As a New Jersey resident, you may create a will, bequeathing your assets to family members, friends and charities. However, that may leave them subject to the inheritance tax, which can become costly. However, you can take steps that minimize or avoid the tax altogether
According to the New Jersey Division of Taxation, the amount of inheritance tax imposed on beneficiaries depends on the following:
- Who they are
- Their relationship to you
- Value of the assets
- Type of assets
- Whether you live in New Jersey or another state
The tax results from the ownership of assets transferring from your estate to the beneficiaries. Even if you lived in another state, if your beneficiaries live in New Jersey, they must pay the tax unless you take tax planning measures.
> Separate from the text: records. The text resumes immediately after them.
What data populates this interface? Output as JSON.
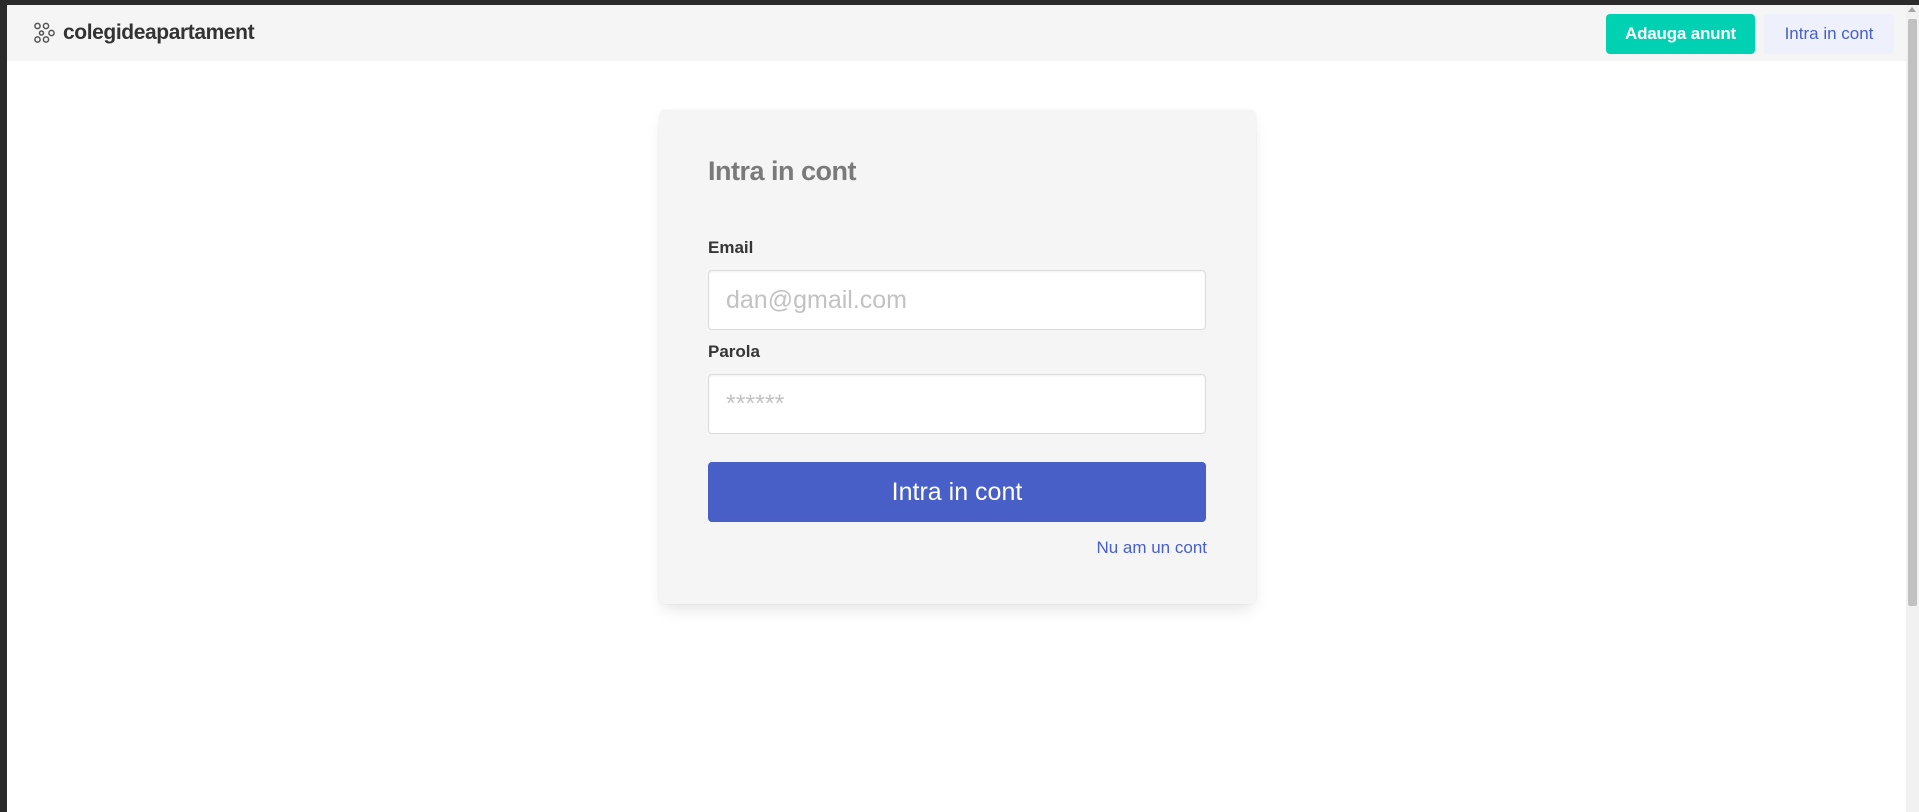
{
  "navbar": {
    "brand_name": "colegideapartament",
    "brand_icon": "brand-network-icon",
    "add_listing_label": "Adauga anunt",
    "login_label": "Intra in cont"
  },
  "login_card": {
    "title": "Intra in cont",
    "email_label": "Email",
    "email_placeholder": "dan@gmail.com",
    "email_value": "",
    "password_label": "Parola",
    "password_placeholder": "******",
    "password_value": "",
    "submit_label": "Intra in cont",
    "register_link": "Nu am un cont"
  },
  "colors": {
    "primary": "#485fc7",
    "accent": "#00d1b2",
    "navbar_bg": "#f5f5f5",
    "card_bg": "#f5f5f5"
  }
}
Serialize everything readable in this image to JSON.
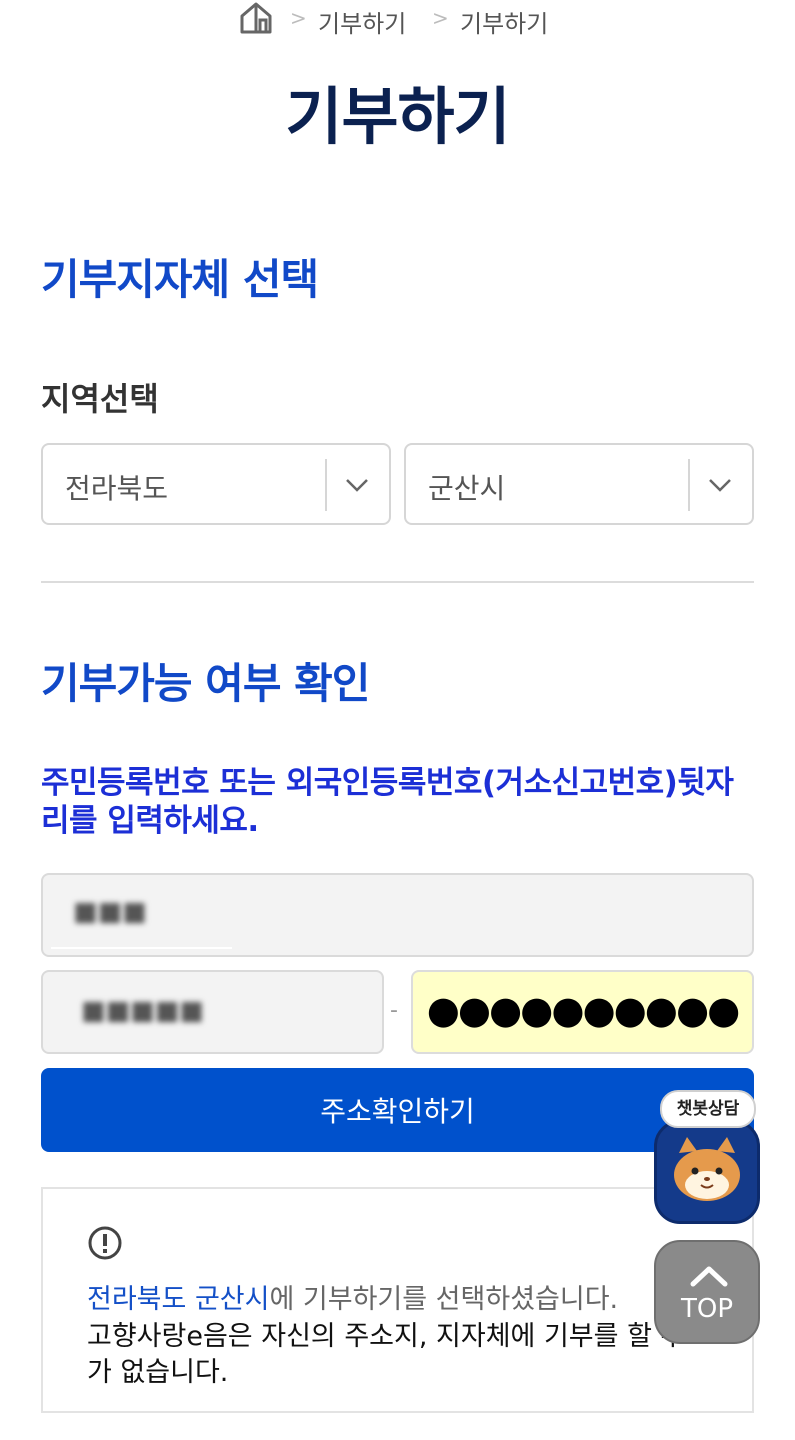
{
  "breadcrumb": {
    "home_icon": "home-icon",
    "items": [
      "기부하기",
      "기부하기"
    ],
    "separator": ">"
  },
  "page_title": "기부하기",
  "section_region": {
    "title": "기부지자체 선택",
    "label": "지역선택",
    "province": "전라북도",
    "city": "군산시"
  },
  "section_check": {
    "title": "기부가능 여부 확인",
    "instruction": "주민등록번호 또는 외국인등록번호(거소신고번호)뒷자리를 입력하세요.",
    "name_value": "■■■",
    "birth_value": "■■■■■",
    "dash": "-",
    "masked_value": "●●●●●●●●●●",
    "address_button": "주소확인하기"
  },
  "info": {
    "alert_icon": "alert-circle-icon",
    "selected_region": "전라북도 군산시",
    "selected_suffix": "에 기부하기를 선택하셨습니다.",
    "message": "고향사랑e음은 자신의 주소지, 지자체에 기부를 할 수가 없습니다."
  },
  "floating": {
    "chatbot_label": "챗봇상담",
    "top_label": "TOP"
  },
  "colors": {
    "title": "#0b2150",
    "section": "#1149c8",
    "instruction": "#1c2fd6",
    "primary_button": "#0051cc",
    "masked_field_bg": "#ffffc8",
    "top_button": "#8a8a8a",
    "chatbot_bg": "#143a8a"
  }
}
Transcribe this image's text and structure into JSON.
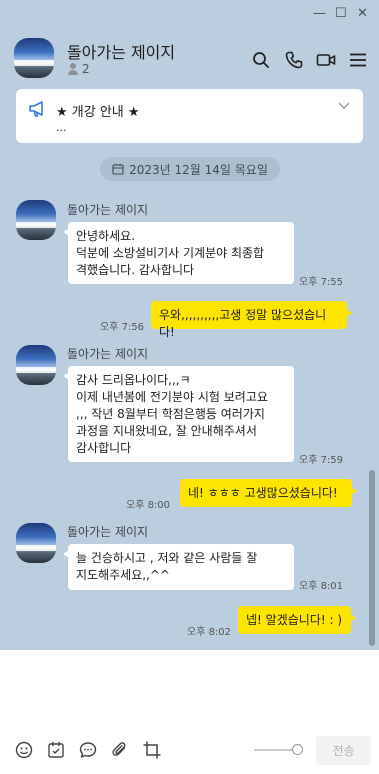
{
  "window": {
    "minimize_icon": "minimize-icon",
    "maximize_icon": "maximize-icon",
    "close_icon": "close-icon"
  },
  "header": {
    "title": "돌아가는 제이지",
    "member_count": "2",
    "icons": [
      "search-icon",
      "phone-icon",
      "video-call-icon",
      "menu-icon"
    ]
  },
  "notice": {
    "title": "★ 개강 안내 ★",
    "subtitle": "..."
  },
  "date_divider": "2023년 12월 14일 목요일",
  "messages": [
    {
      "direction": "in",
      "sender": "돌아가는 제이지",
      "text": "안녕하세요.\n덕분에 소방설비기사 기계분야 최종합\n격했습니다. 감사합니다",
      "time": "오후 7:55"
    },
    {
      "direction": "out",
      "text": "우와,,,,,,,,,,고생 정말 많으셨습니다!",
      "time": "오후 7:56"
    },
    {
      "direction": "in",
      "sender": "돌아가는 제이지",
      "text": "감사 드리옵나이다,,,ㅋ\n이제 내년봄에 전기분야 시험 보려고요\n,,, 작년 8월부터 학점은행등 여러가지\n과정을 지내왔네요, 잘 안내해주셔서\n감사합니다",
      "time": "오후 7:59"
    },
    {
      "direction": "out",
      "text": "네! ㅎㅎㅎ 고생많으셨습니다!",
      "time": "오후 8:00"
    },
    {
      "direction": "in",
      "sender": "돌아가는 제이지",
      "text": "늘 건승하시고 , 저와 같은 사람들 잘\n지도해주세요,,^^",
      "time": "오후 8:01"
    },
    {
      "direction": "out",
      "text": "넵! 알겠습니다! : )",
      "time": "오후 8:02"
    }
  ],
  "input": {
    "value": "",
    "placeholder": "",
    "send_label": "전송"
  },
  "toolbar": {
    "icons": [
      "emoji-icon",
      "calendar-icon",
      "chat-bubble-icon",
      "attachment-icon",
      "crop-icon"
    ]
  },
  "colors": {
    "background": "#bacee0",
    "outgoing_bubble": "#fee500",
    "incoming_bubble": "#ffffff"
  }
}
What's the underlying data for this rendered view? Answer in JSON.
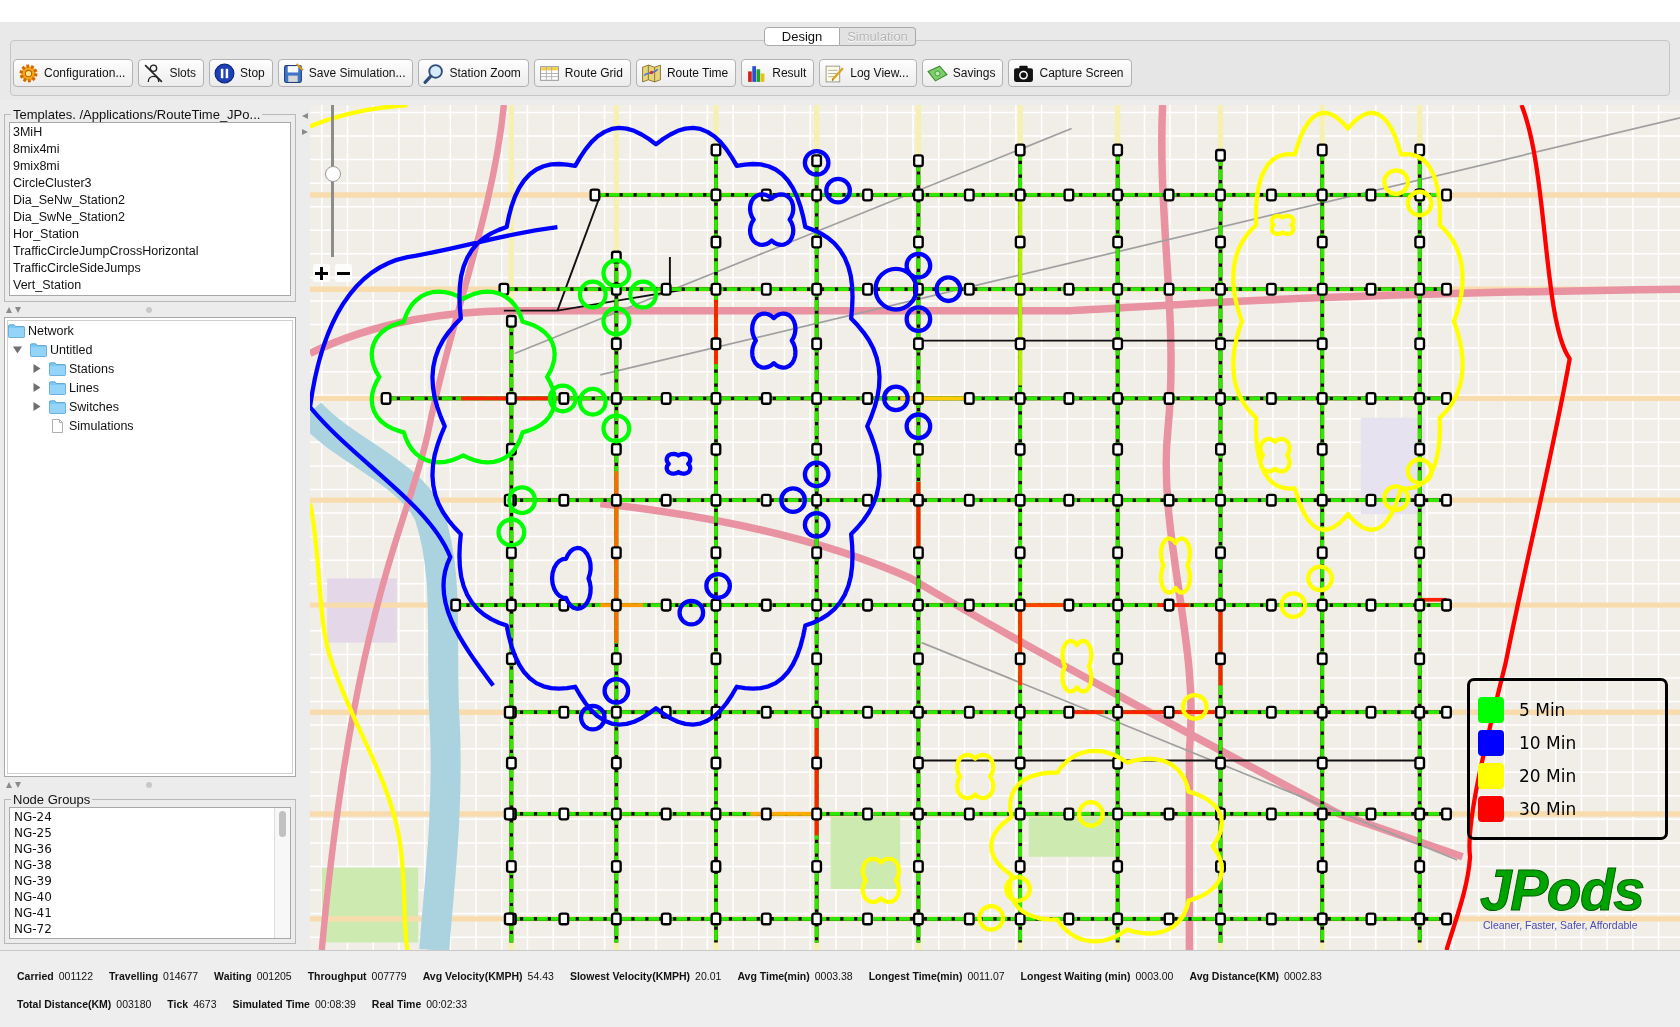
{
  "tabs": [
    {
      "label": "Design",
      "selected": true,
      "disabled": false
    },
    {
      "label": "Simulation",
      "selected": false,
      "disabled": true
    }
  ],
  "toolbar": {
    "buttons": [
      "Configuration...",
      "Slots",
      "Stop",
      "Save Simulation...",
      "Station Zoom",
      "Route Grid",
      "Route Time",
      "Result",
      "Log View...",
      "Savings",
      "Capture Screen"
    ]
  },
  "templates": {
    "title": "Templates. /Applications/RouteTime_JPo...",
    "items": [
      "3MiH",
      "8mix4mi",
      "9mix8mi",
      "CircleCluster3",
      "Dia_SeNw_Station2",
      "Dia_SwNe_Station2",
      "Hor_Station",
      "TrafficCircleJumpCrossHorizontal",
      "TrafficCircleSideJumps",
      "Vert_Station"
    ]
  },
  "network_tree": [
    {
      "label": "Network",
      "kind": "folder",
      "children": [
        {
          "label": "Untitled",
          "kind": "folder",
          "expanded": true,
          "children": [
            {
              "label": "Stations",
              "kind": "folder",
              "expanded": false
            },
            {
              "label": "Lines",
              "kind": "folder",
              "expanded": false
            },
            {
              "label": "Switches",
              "kind": "folder",
              "expanded": false
            },
            {
              "label": "Simulations",
              "kind": "file"
            }
          ]
        }
      ]
    }
  ],
  "node_groups": {
    "title": "Node Groups",
    "items": [
      "NG-24",
      "NG-25",
      "NG-36",
      "NG-38",
      "NG-39",
      "NG-40",
      "NG-41",
      "NG-72"
    ]
  },
  "map": {
    "zoom_slider": {
      "level": 0.55
    },
    "legend": [
      {
        "label": "5 Min",
        "color": "#00ff00"
      },
      {
        "label": "10 Min",
        "color": "#0000ff"
      },
      {
        "label": "20 Min",
        "color": "#ffff00"
      },
      {
        "label": "30 Min",
        "color": "#ff0000"
      }
    ],
    "logo": {
      "title": "JPods",
      "tagline": "Cleaner, Faster, Safer, Affordable"
    }
  },
  "status_bar": {
    "rows": [
      [
        {
          "label": "Carried",
          "value": "001122"
        },
        {
          "label": "Travelling",
          "value": "014677"
        },
        {
          "label": "Waiting",
          "value": "001205"
        },
        {
          "label": "Throughput",
          "value": "007779"
        },
        {
          "label": "Avg Velocity(KMPH)",
          "value": "54.43"
        },
        {
          "label": "Slowest Velocity(KMPH)",
          "value": "20.01"
        },
        {
          "label": "Avg Time(min)",
          "value": "0003.38"
        },
        {
          "label": "Longest Time(min)",
          "value": "0011.07"
        },
        {
          "label": "Longest Waiting (min)",
          "value": "0003.00"
        },
        {
          "label": "Avg Distance(KM)",
          "value": "0002.83"
        }
      ],
      [
        {
          "label": "Total Distance(KM)",
          "value": "003180"
        },
        {
          "label": "Tick",
          "value": "4673"
        },
        {
          "label": "Simulated Time",
          "value": "00:08:39"
        },
        {
          "label": "Real Time",
          "value": "00:02:33"
        }
      ]
    ]
  }
}
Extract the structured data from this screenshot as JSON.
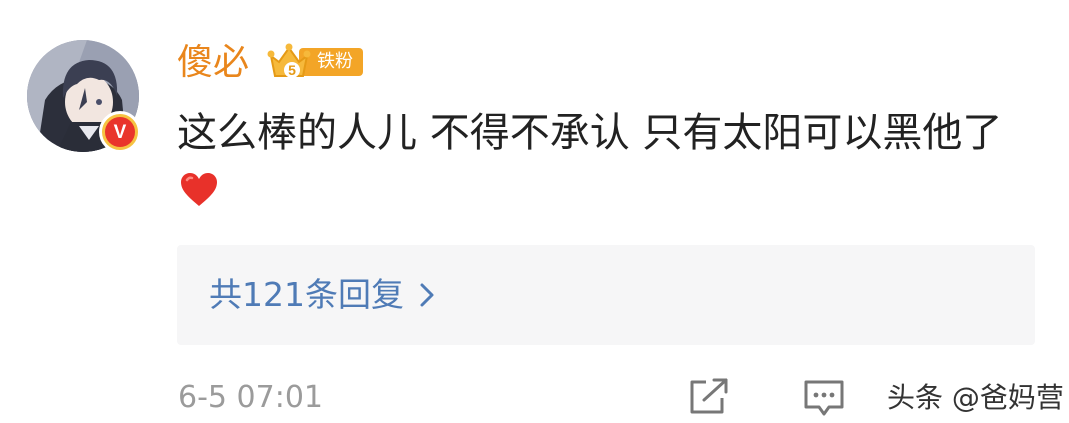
{
  "user": {
    "name": "傻必",
    "verified_badge": "V",
    "fan_badge": {
      "level": "5",
      "label": "铁粉"
    }
  },
  "comment": {
    "text": "这么棒的人儿 不得不承认 只有太阳可以黑他了",
    "emoji": "heart-emoji"
  },
  "replies": {
    "label": "共121条回复"
  },
  "meta": {
    "time": "6-5 07:01"
  },
  "watermark": "头条 @爸妈营",
  "colors": {
    "username": "#e9861c",
    "reply_link": "#4f7bb6",
    "badge": "#f3a527",
    "verified": "#e9352b"
  }
}
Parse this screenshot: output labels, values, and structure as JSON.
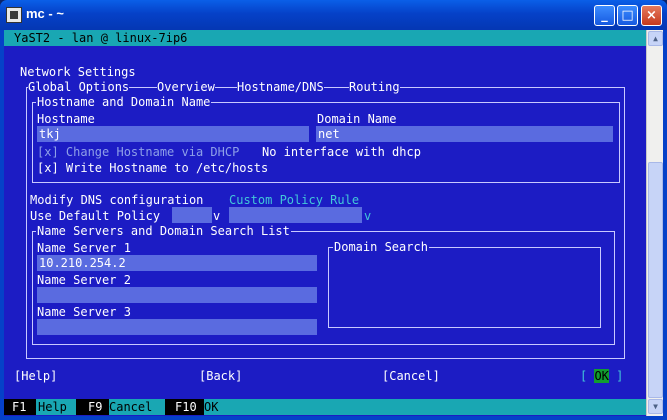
{
  "window": {
    "title": "mc - ~"
  },
  "window_buttons": {
    "minimize": "_",
    "maximize": "□",
    "close": "×"
  },
  "yast_header": "YaST2 - lan @ linux-7ip6",
  "dialog": {
    "title": "Network Settings",
    "tabs": [
      "Global Options",
      "Overview",
      "Hostname/DNS",
      "Routing"
    ],
    "hostname_frame": {
      "label": "Hostname and Domain Name",
      "hostname_label": "Hostname",
      "hostname_value": "tkj",
      "domain_label": "Domain Name",
      "domain_value": "net",
      "dhcp_checkbox": "[x] Change Hostname via DHCP",
      "dhcp_note": "No interface with dhcp",
      "hosts_checkbox": "[x] Write Hostname to /etc/hosts"
    },
    "dns": {
      "modify_label": "Modify DNS configuration",
      "custom_rule_label": "Custom Policy Rule",
      "default_policy_label": "Use Default Policy",
      "dropdown_arrow": "v"
    },
    "ns_frame": {
      "label": "Name Servers and Domain Search List",
      "ns1_label": "Name Server 1",
      "ns1_value": "10.210.254.2",
      "ns2_label": "Name Server 2",
      "ns2_value": "",
      "ns3_label": "Name Server 3",
      "ns3_value": "",
      "domain_search_label": "Domain Search"
    },
    "buttons": {
      "help": "[Help]",
      "back": "[Back]",
      "cancel": "[Cancel]",
      "ok_left": "[ ",
      "ok_label": "OK",
      "ok_right": " ]"
    }
  },
  "function_bar": [
    {
      "key": "F1",
      "label": "Help"
    },
    {
      "key": "F9",
      "label": "Cancel"
    },
    {
      "key": "F10",
      "label": "OK"
    }
  ]
}
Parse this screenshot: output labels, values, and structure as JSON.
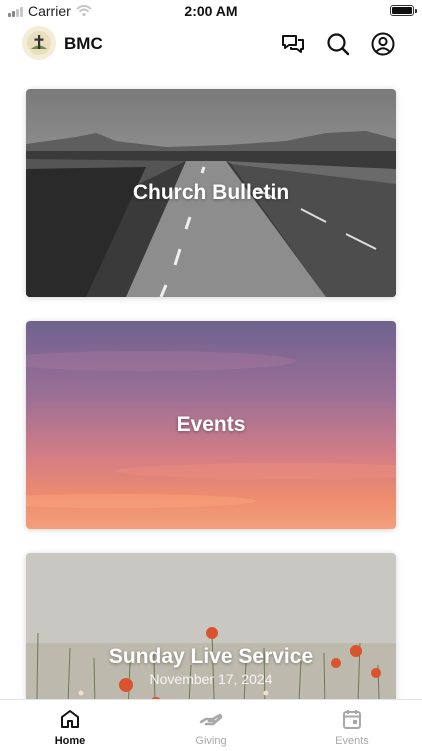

This is a popular planning tool because it is exempt from the inheritance tax when the beneficiary is a spouse or domestic partner, child, including legally adopted children, grand and great-grandchildren. Although it includes grandparents, parents and step-children, step-grandchildren are non-exempt.
Putting assets into an irrevocable trust while you are alive can protect them against the inheritance tax. You must fund the trust at least three years before you die or be able to show that you did not transfer the contents specifically to avoid the tax.
IRA and 401(k)s
If you name immediate family members as beneficiaries of your IRAs and 401(k)s, they can avoid paying taxes on the funds they receive. However, if you leave the proceeds of the plans to a civil union partner, son or daughter-in-law, niece, nephew or friend, they may have to pay taxes on anything over $25,000.
Your executor must file the inheritance tax return form and ensure it gets paid. If your estate has a balance remaining after the payment of specific bequests all debts, you can specify that it should go towards paying all the taxes as part of your estate plan.